Mr Abbott arrived in Seoul on Tuesday for talks with President Park Geun-hye, and to formalise the free trade agreement struck in December.

His visit follows a two-day stint in Japan, where he and Prime Minister Shinzo Abe finalised a long-sought trade deal and agreed to elevate defence co-operation.

Seoul and Tokyo aren’t on speaking terms, with the legacy of Japan’s wartime rule over Korea and a territorial dispute feeding mutual hostility and suspicion.

Mr Abbott said he would continue to visit Japan and other countries in the region because they were so important economically to Australia.
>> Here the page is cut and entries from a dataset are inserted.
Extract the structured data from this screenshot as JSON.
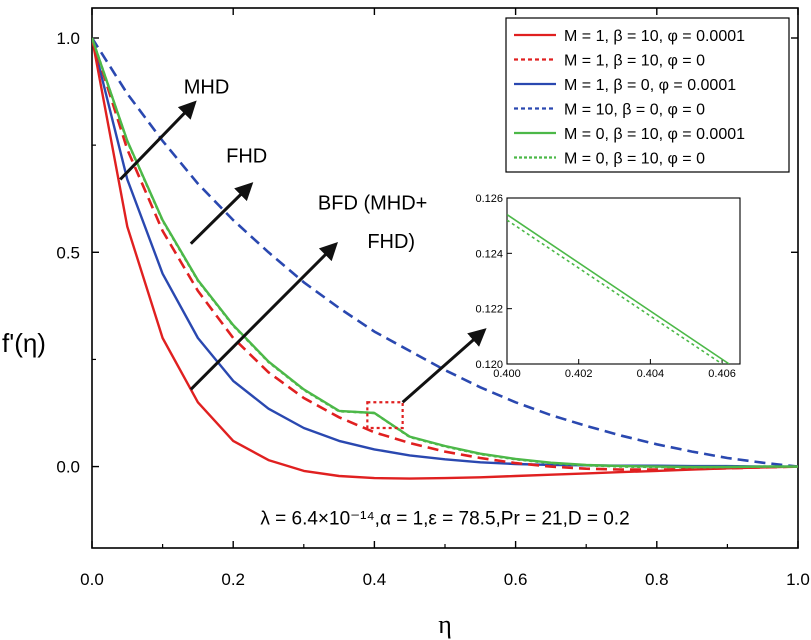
{
  "chart_data": [
    {
      "type": "line",
      "title": "",
      "xlabel": "η",
      "ylabel": "f'(η)",
      "xlim": [
        0.0,
        1.0
      ],
      "ylim": [
        -0.19,
        1.07
      ],
      "xticks": [
        0.0,
        0.2,
        0.4,
        0.6,
        0.8,
        1.0
      ],
      "xtick_labels": [
        "0.0",
        "0.2",
        "0.4",
        "0.6",
        "0.8",
        "1.0"
      ],
      "yticks": [
        0.0,
        0.5,
        1.0
      ],
      "ytick_labels": [
        "0.0",
        "0.5",
        "1.0"
      ],
      "legend_position": "top-right",
      "parameter_text": "λ = 6.4×10⁻¹⁴,α = 1,ε = 78.5,Pr = 21,D = 0.2",
      "annotations": [
        {
          "text": "MHD",
          "x": 0.13,
          "y": 0.87
        },
        {
          "text": "FHD",
          "x": 0.19,
          "y": 0.71
        },
        {
          "text": "BFD (MHD+",
          "x": 0.32,
          "y": 0.6
        },
        {
          "text": "FHD)",
          "x": 0.39,
          "y": 0.51
        }
      ],
      "arrows": [
        {
          "from": [
            0.04,
            0.67
          ],
          "to": [
            0.14,
            0.84
          ]
        },
        {
          "from": [
            0.14,
            0.52
          ],
          "to": [
            0.22,
            0.65
          ]
        },
        {
          "from": [
            0.14,
            0.18
          ],
          "to": [
            0.34,
            0.51
          ]
        },
        {
          "from": [
            0.44,
            0.15
          ],
          "to": [
            0.55,
            0.31
          ]
        }
      ],
      "zoom_box": {
        "x": [
          0.39,
          0.44
        ],
        "y": [
          0.09,
          0.15
        ]
      },
      "series": [
        {
          "name": "M = 1, β = 10, φ = 0.0001",
          "color": "#e02020",
          "dash": "solid",
          "x": [
            0,
            0.05,
            0.1,
            0.15,
            0.2,
            0.25,
            0.3,
            0.35,
            0.4,
            0.45,
            0.5,
            0.55,
            0.6,
            0.65,
            0.7,
            0.75,
            0.8,
            0.85,
            0.9,
            0.95,
            1.0
          ],
          "y": [
            1.0,
            0.56,
            0.3,
            0.15,
            0.06,
            0.015,
            -0.01,
            -0.022,
            -0.027,
            -0.028,
            -0.027,
            -0.025,
            -0.022,
            -0.019,
            -0.016,
            -0.013,
            -0.01,
            -0.007,
            -0.004,
            -0.002,
            0.0
          ]
        },
        {
          "name": "M = 1, β = 10, φ = 0",
          "color": "#e02020",
          "dash": "dash",
          "x": [
            0,
            0.05,
            0.1,
            0.15,
            0.2,
            0.25,
            0.3,
            0.35,
            0.4,
            0.45,
            0.5,
            0.55,
            0.6,
            0.65,
            0.7,
            0.75,
            0.8,
            0.85,
            0.9,
            0.95,
            1.0
          ],
          "y": [
            1.0,
            0.74,
            0.55,
            0.41,
            0.3,
            0.22,
            0.16,
            0.115,
            0.08,
            0.055,
            0.035,
            0.02,
            0.008,
            0.0,
            -0.005,
            -0.007,
            -0.007,
            -0.006,
            -0.004,
            -0.002,
            0.0
          ]
        },
        {
          "name": "M = 1, β = 0, φ = 0.0001",
          "color": "#2a48b0",
          "dash": "solid",
          "x": [
            0,
            0.05,
            0.1,
            0.15,
            0.2,
            0.25,
            0.3,
            0.35,
            0.4,
            0.45,
            0.5,
            0.55,
            0.6,
            0.65,
            0.7,
            0.75,
            0.8,
            0.85,
            0.9,
            0.95,
            1.0
          ],
          "y": [
            1.0,
            0.67,
            0.45,
            0.3,
            0.2,
            0.135,
            0.09,
            0.06,
            0.04,
            0.026,
            0.017,
            0.01,
            0.006,
            0.004,
            0.003,
            0.002,
            0.002,
            0.001,
            0.001,
            0.0,
            0.0
          ]
        },
        {
          "name": "M = 10, β = 0, φ = 0",
          "color": "#2a48b0",
          "dash": "dash",
          "x": [
            0,
            0.05,
            0.1,
            0.15,
            0.2,
            0.25,
            0.3,
            0.35,
            0.4,
            0.45,
            0.5,
            0.55,
            0.6,
            0.65,
            0.7,
            0.75,
            0.8,
            0.85,
            0.9,
            0.95,
            1.0
          ],
          "y": [
            1.0,
            0.87,
            0.76,
            0.66,
            0.575,
            0.5,
            0.43,
            0.37,
            0.315,
            0.27,
            0.225,
            0.185,
            0.15,
            0.12,
            0.095,
            0.072,
            0.052,
            0.035,
            0.02,
            0.009,
            0.0
          ]
        },
        {
          "name": "M = 0, β = 10, φ = 0.0001",
          "color": "#4cb848",
          "dash": "solid",
          "x": [
            0,
            0.05,
            0.1,
            0.15,
            0.2,
            0.25,
            0.3,
            0.35,
            0.4,
            0.45,
            0.5,
            0.55,
            0.6,
            0.65,
            0.7,
            0.75,
            0.8,
            0.85,
            0.9,
            0.95,
            1.0
          ],
          "y": [
            1.0,
            0.76,
            0.575,
            0.435,
            0.33,
            0.245,
            0.18,
            0.13,
            0.125,
            0.07,
            0.048,
            0.03,
            0.018,
            0.009,
            0.004,
            0.001,
            0.0,
            -0.001,
            -0.001,
            0.0,
            0.0
          ]
        },
        {
          "name": "M = 0, β = 10, φ = 0",
          "color": "#4cb848",
          "dash": "dot",
          "x": [
            0,
            0.05,
            0.1,
            0.15,
            0.2,
            0.25,
            0.3,
            0.35,
            0.4,
            0.45,
            0.5,
            0.55,
            0.6,
            0.65,
            0.7,
            0.75,
            0.8,
            0.85,
            0.9,
            0.95,
            1.0
          ],
          "y": [
            1.0,
            0.759,
            0.574,
            0.434,
            0.329,
            0.244,
            0.179,
            0.129,
            0.1249,
            0.069,
            0.047,
            0.029,
            0.017,
            0.008,
            0.003,
            0.0,
            -0.001,
            -0.002,
            -0.001,
            0.0,
            0.0
          ]
        }
      ]
    },
    {
      "type": "line",
      "title": "",
      "role": "inset zoom",
      "xlim": [
        0.4,
        0.4065
      ],
      "ylim": [
        0.12,
        0.126
      ],
      "xticks": [
        0.4,
        0.402,
        0.404,
        0.406
      ],
      "xtick_labels": [
        "0.400",
        "0.402",
        "0.404",
        "0.406"
      ],
      "yticks": [
        0.12,
        0.122,
        0.124,
        0.126
      ],
      "ytick_labels": [
        "0.120",
        "0.122",
        "0.124",
        "0.126"
      ],
      "series": [
        {
          "name": "M = 0, β = 10, φ = 0.0001",
          "color": "#4cb848",
          "dash": "solid",
          "x": [
            0.4,
            0.4062
          ],
          "y": [
            0.1254,
            0.12
          ]
        },
        {
          "name": "M = 0, β = 10, φ = 0",
          "color": "#4cb848",
          "dash": "dot",
          "x": [
            0.4,
            0.406
          ],
          "y": [
            0.1252,
            0.12
          ]
        }
      ]
    }
  ]
}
“I didn’t want to visit any of them, without visiting all of them,” he said of this first official trip to North Asia.

“It’s very important for me to show suitable respect to the countries that take our exports and provide us with so much of our prosperity.”

South Korea, like China, is notoriously sensitive about Japan and suspicious of its desire to bolster its presence in the region.

Mr Abbott told a Japanese business lunch this week that his decision to stop in Japan first before venturing elsewhere in the region “was a deliberate statement of my government’s priorities”.

He will spend a little over a day in Korea, compared to two days in Japan and three in China.

But he used his meeting with President Park to show Australia takes Korea seriously, announcing a “vision statement” on defence co-operation.

Mr Abbott said both nations trusted each other, exemplified by a joint amphibious military exercise currently under way with Korean soldiers.

President Park also thanked Mr Abbott for supporting Seoul’s desire to reunify the Korean Peninsula, still separated 60 years after the end of combat.

She also expressed a desire to boost defence technology links between Australian and Korean military companies.